A água é um elemento fundamental para toda forma de vida e deve, sempre que possível, ser evidenciada em qualquer jardim. Burle Marx utilizava amplamente plantas aquáticas em seus projetos. Elas desempenham papel essencial na regulação dos ecossistemas hídricos, não apenas oferecendo alimento e abrigo à ictiofauna, mas também contribuindo para a fixação de nitrogênio e de outros compostos em excesso presentes em águas residuais urbanas.
O diálogo ficcional a seguir foi criado por Carlos Fernando de Moura Delphim, paisagista responsável pelos jardins da Casa da Memória em parceria com Rafael de Brito, inspirado na relação de amizade que ele e Roberto Burle Marx cultivaram ao longo de muitos anos. Trata-se de um olhar íntimo e repleto de curiosidades sobre a personalidade, a visão e as preferências de Burle Marx – uma surpresa e uma recompensa para o visitante mais curioso.
Carlos Fernando Moura Delphim (CFMD) – Roberto, quando o conheci, parece não ter sido um encontro, mas um reencontro. Algo maior nos ligou, como uma cumplicidade, um pacto. Nos interessávamos pelos mesmos temas, sentíamos amor por todas as criaturas, pela Criação.
Roberto Burle Marx (RBM) – Pessoas que compartilham uma ligação espiritual profunda se sentem ligadas por um fascínio que transcende as vidas terrenas. Você sabe: sempre defendi o amor. Amei a todos. O cosmos, o mundo, os seres vivos, a vida, da qual fui despojado... Quando meu pai morreu, chorei todos os dias durante um ano. Um ano que hoje me parece um segundo.
CFMD – Tão logo o conheci, você me convidou pra ir ao seu sítio, onde me acolheu com tanta hospitalidade!
RBM – Sim, na cidade vivemos a vida real, no sítio impera a magia da comunhão entre todos os seres.

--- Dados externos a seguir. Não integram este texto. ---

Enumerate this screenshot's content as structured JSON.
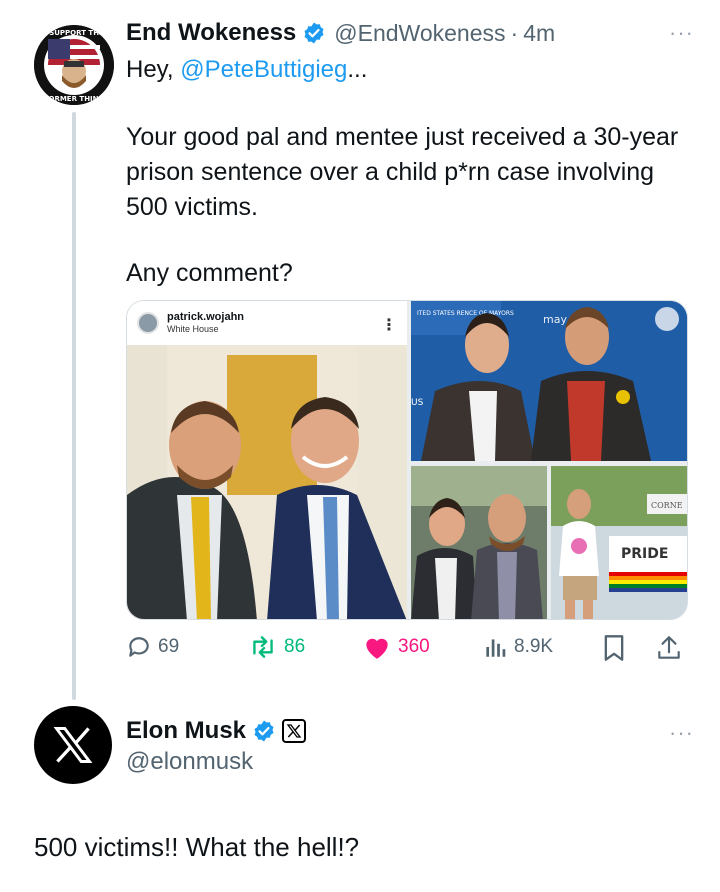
{
  "tweet": {
    "display_name": "End Wokeness",
    "handle": "@EndWokeness",
    "separator": "·",
    "time": "4m",
    "more_label": "···",
    "greeting_prefix": "Hey, ",
    "greeting_mention": "@PeteButtigieg",
    "greeting_suffix": "...",
    "body": "Your good pal and mentee just received a 30-year prison sentence over a child p*rn case involving 500 victims.",
    "question": "Any comment?",
    "avatar_text_top": "I SUPPORT THE",
    "avatar_text_bottom": "FORMER THING",
    "media": {
      "ig_username": "patrick.wojahn",
      "ig_location": "White House",
      "ig_more": "⋮",
      "banner_text": "ITED STATES RENCE OF MAYORS",
      "banner_small": "may",
      "banner_side": "US",
      "pride_sign": "PRIDE",
      "corner_sign": "CORNE"
    },
    "stats": {
      "replies": "69",
      "retweets": "86",
      "likes": "360",
      "views": "8.9K"
    }
  },
  "reply": {
    "display_name": "Elon Musk",
    "handle": "@elonmusk",
    "more_label": "···",
    "text": "500 victims!! What the hell!?"
  },
  "colors": {
    "accent": "#1d9bf0",
    "retweet": "#00ba7c",
    "like": "#f91880",
    "muted": "#536471"
  }
}
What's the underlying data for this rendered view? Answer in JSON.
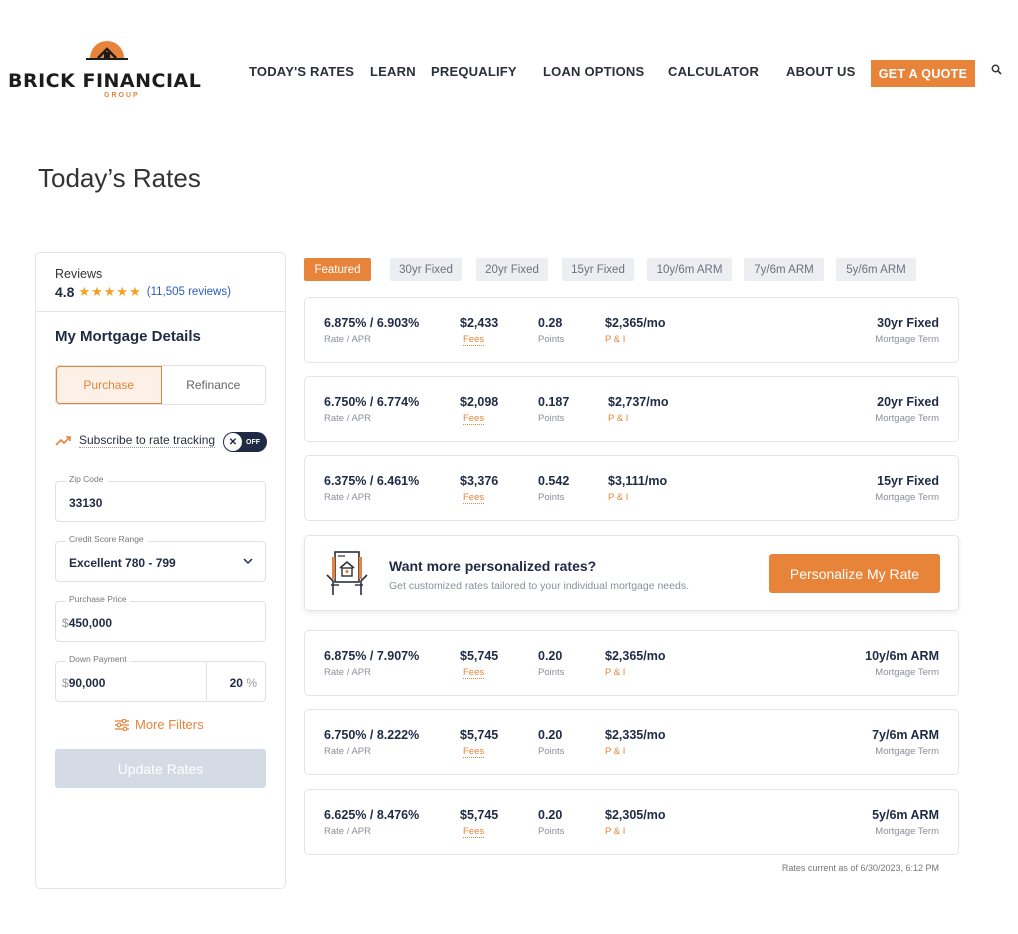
{
  "brand": {
    "name": "BRICK FINANCIAL",
    "sub": "GROUP",
    "colors": {
      "accent": "#e7843a",
      "navy": "#1f2a44",
      "link": "#2c5cc5",
      "star": "#f3a024"
    }
  },
  "nav": {
    "items": [
      "TODAY'S RATES",
      "LEARN",
      "PREQUALIFY",
      "LOAN OPTIONS",
      "CALCULATOR",
      "ABOUT US"
    ],
    "cta": "GET A QUOTE",
    "search_icon": "search-icon"
  },
  "page": {
    "title": "Today’s Rates"
  },
  "sidebar": {
    "reviews_label": "Reviews",
    "rating": "4.8",
    "stars": "★★★★★",
    "review_count": "(11,505 reviews)",
    "section_title": "My Mortgage Details",
    "loan_purpose": {
      "options": [
        "Purchase",
        "Refinance"
      ],
      "selected": "Purchase"
    },
    "rate_tracking": {
      "label": "Subscribe to rate tracking",
      "switch_text": "OFF",
      "knob": "✕"
    },
    "zip": {
      "label": "Zip Code",
      "value": "33130"
    },
    "credit": {
      "label": "Credit Score Range",
      "value": "Excellent 780 - 799"
    },
    "price": {
      "label": "Purchase Price",
      "currency": "$",
      "value": "450,000"
    },
    "down": {
      "label": "Down Payment",
      "currency": "$",
      "value": "90,000",
      "percent": "20",
      "pct_sign": "%"
    },
    "more_filters": "More Filters",
    "update_button": "Update Rates"
  },
  "tabs": [
    {
      "label": "Featured",
      "active": true
    },
    {
      "label": "30yr Fixed"
    },
    {
      "label": "20yr Fixed"
    },
    {
      "label": "15yr Fixed"
    },
    {
      "label": "10y/6m ARM"
    },
    {
      "label": "7y/6m ARM"
    },
    {
      "label": "5y/6m ARM"
    }
  ],
  "labels": {
    "rate_apr": "Rate / APR",
    "fees": "Fees",
    "points": "Points",
    "pi": "P & I",
    "term": "Mortgage Term"
  },
  "rates": [
    {
      "rate": "6.875% / 6.903%",
      "fees": "$2,433",
      "points": "0.28",
      "payment": "$2,365/mo",
      "term": "30yr Fixed"
    },
    {
      "rate": "6.750% / 6.774%",
      "fees": "$2,098",
      "points": "0.187",
      "payment": "$2,737/mo",
      "term": "20yr Fixed"
    },
    {
      "rate": "6.375% / 6.461%",
      "fees": "$3,376",
      "points": "0.542",
      "payment": "$3,111/mo",
      "term": "15yr Fixed"
    },
    {
      "rate": "6.875% / 7.907%",
      "fees": "$5,745",
      "points": "0.20",
      "payment": "$2,365/mo",
      "term": "10y/6m ARM"
    },
    {
      "rate": "6.750% / 8.222%",
      "fees": "$5,745",
      "points": "0.20",
      "payment": "$2,335/mo",
      "term": "7y/6m ARM"
    },
    {
      "rate": "6.625% / 8.476%",
      "fees": "$5,745",
      "points": "0.20",
      "payment": "$2,305/mo",
      "term": "5y/6m ARM"
    }
  ],
  "promo": {
    "title": "Want more personalized rates?",
    "subtitle": "Get customized rates tailored to your individual mortgage needs.",
    "button": "Personalize My Rate"
  },
  "footnote": "Rates current as of 6/30/2023, 6:12 PM"
}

Essa magia também pode ser percebida na Fazenda Nyagara ou mesmo aqui neste jardim da Casa da Memória de Leopoldina.
CFMD – Você sempre foi alegre. Lembro-me de você cantando a Berceuse de Brahms com seu irmão Walter ao piano: Guten Abend, gute Nacht, mit Rosen bedacht... [Boa noite, boa noite, com rosas...]. Mas não era com rosas que você adornava suas noites, era com as mais belas e pujantes flores tropicais, cuja beleza você nos ensinou a ver.
RBM – A luz dos trópicos cega os que não sabem ver. São cegos os que dão às plantas o nome de mato; que chamam as árvores de madeira e os animais de caça. Quando todos consideravam a rosa a rainha das flores, apresentei novas candidatas ao reino vegetal: as canelas-de-ema, as bromélias, as helicônias. Falando nisso, veja como estão lindas as Heliconia episcopalis da Casa da Memória. Suas belas inflorescências parecem mesmo um chapéu de bispo, que dá nome à espécie.
CFMD – Roberto, o sítio em que você viveu é o reino que lhe coube por merecimento neste mundo que você tanto amou.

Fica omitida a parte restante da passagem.